A few weeks ago I made an inquiry about the my favorite old time radio show. Well I got it last week and gave to my brother - in - law ( who has been looking for it for a few years). You really helped me make his day and I want to pass on a heartfelt Thank You from both of us.

Just wanted you to know how much I appreciate your e-mails & nesletters. With all the glut of SPAM on the Internet today, I still really enjoy hearing from you. I have ordered several CD's of radio programs from you. Have enjoyed every single one. While I don't have any "Old Time radio stories" , I can imagine how the folks were back in the 1930's on the Prarie of just in the plain good old USA when radio was king!

Keep up the good work!

I was raised on tv (1950's) my dad would alwasy do the Shadow theme, who knows...., but i had bener heard any. After i graduated collegd (1973, I moved to Australia and they, at that time were equivbalent to the US in the '50's. One Sunday I was listening to the radio & there, to my surprise was a Shadow replay. I was hooked.

From that point on I made a point to listen to every show each week.
I then started importing radio shows from the US & England (Goons, etc) and off I went. Over the years I have collected many hours of rasio plays which I now listen to while on the way towork and home. They are terrific. I'm glad I found you guys, as I have leveled my colection out in a lot of stores.

Old Time Radio is a great testimonial to the power of the mind (The theater of the mind) used when listening to a radio show. The same story on TV are less. I think Gunsmoke, when Dennis Weaver was in the cast, is the closest one gets on TV and then it was not as good. A number of the stories on radio were repeated on TV and Dennis Weaver better captured the character Chester but the version he presented was too wimpy.
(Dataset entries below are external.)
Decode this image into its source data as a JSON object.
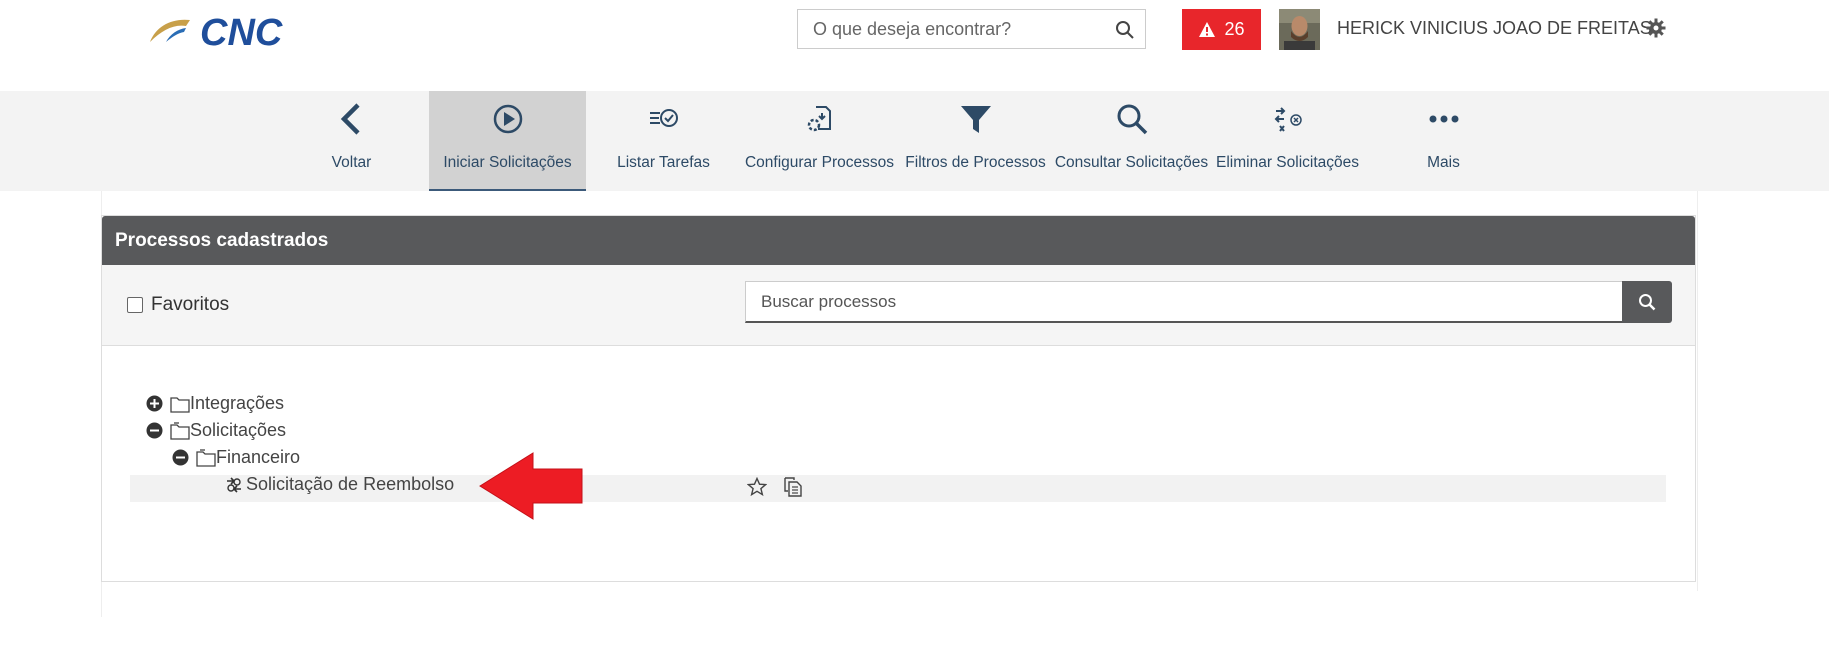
{
  "header": {
    "logo_text": "CNC",
    "search_placeholder": "O que deseja encontrar?",
    "alert_count": "26",
    "user_name": "HERICK VINICIUS JOAO DE FREITAS"
  },
  "toolbar": {
    "items": [
      {
        "label": "Voltar",
        "icon": "chevron-left-icon",
        "active": false
      },
      {
        "label": "Iniciar Solicitações",
        "icon": "play-circle-icon",
        "active": true
      },
      {
        "label": "Listar Tarefas",
        "icon": "task-list-icon",
        "active": false
      },
      {
        "label": "Configurar Processos",
        "icon": "process-config-icon",
        "active": false
      },
      {
        "label": "Filtros de Processos",
        "icon": "filter-icon",
        "active": false
      },
      {
        "label": "Consultar Solicitações",
        "icon": "search-icon",
        "active": false
      },
      {
        "label": "Eliminar Solicitações",
        "icon": "eliminate-icon",
        "active": false
      },
      {
        "label": "Mais",
        "icon": "more-icon",
        "active": false
      }
    ]
  },
  "panel": {
    "title": "Processos cadastrados",
    "favorites_label": "Favoritos",
    "search_placeholder": "Buscar processos"
  },
  "tree": {
    "integracoes": "Integrações",
    "solicitacoes": "Solicitações",
    "financeiro": "Financeiro",
    "reembolso": "Solicitação de Reembolso"
  },
  "colors": {
    "accent": "#2d4a66",
    "alert": "#e8262b",
    "panel_header": "#58595b",
    "arrow": "#ed1c24"
  }
}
It also shows what a wonderful writer John Meston was having shows that he wrote used in both the radio and TV version. For the life of me I don't understand why Meston didn't get better recognized for his work since it shows if a story is well written it makes all the difference.

It's too bad that radio and for the most part TV has morphed now into something less than worthless.

For those of us in our 90s, radio was our link to the world. It was intelligent,funny, entertaining and enjoyable. Wish I could say the same for modern radio programs.Other than NPR there is nothing to compare with the quality of old time radio. You are providing a welcome reminder of what we now miss in the name of progress.

OTR, received your email with Nat's comments. Loved reading it. I'm not quite as "seasoned," but also grew up with radio being an important part of my young life.

My parents used to let me fall asleep listening to the radio. Now when I go to bed, I click on my iPod, set the timer and it lulls me to sleep as it did years ago.

OTR, thank you so much for providing your service and at such reasonable cost.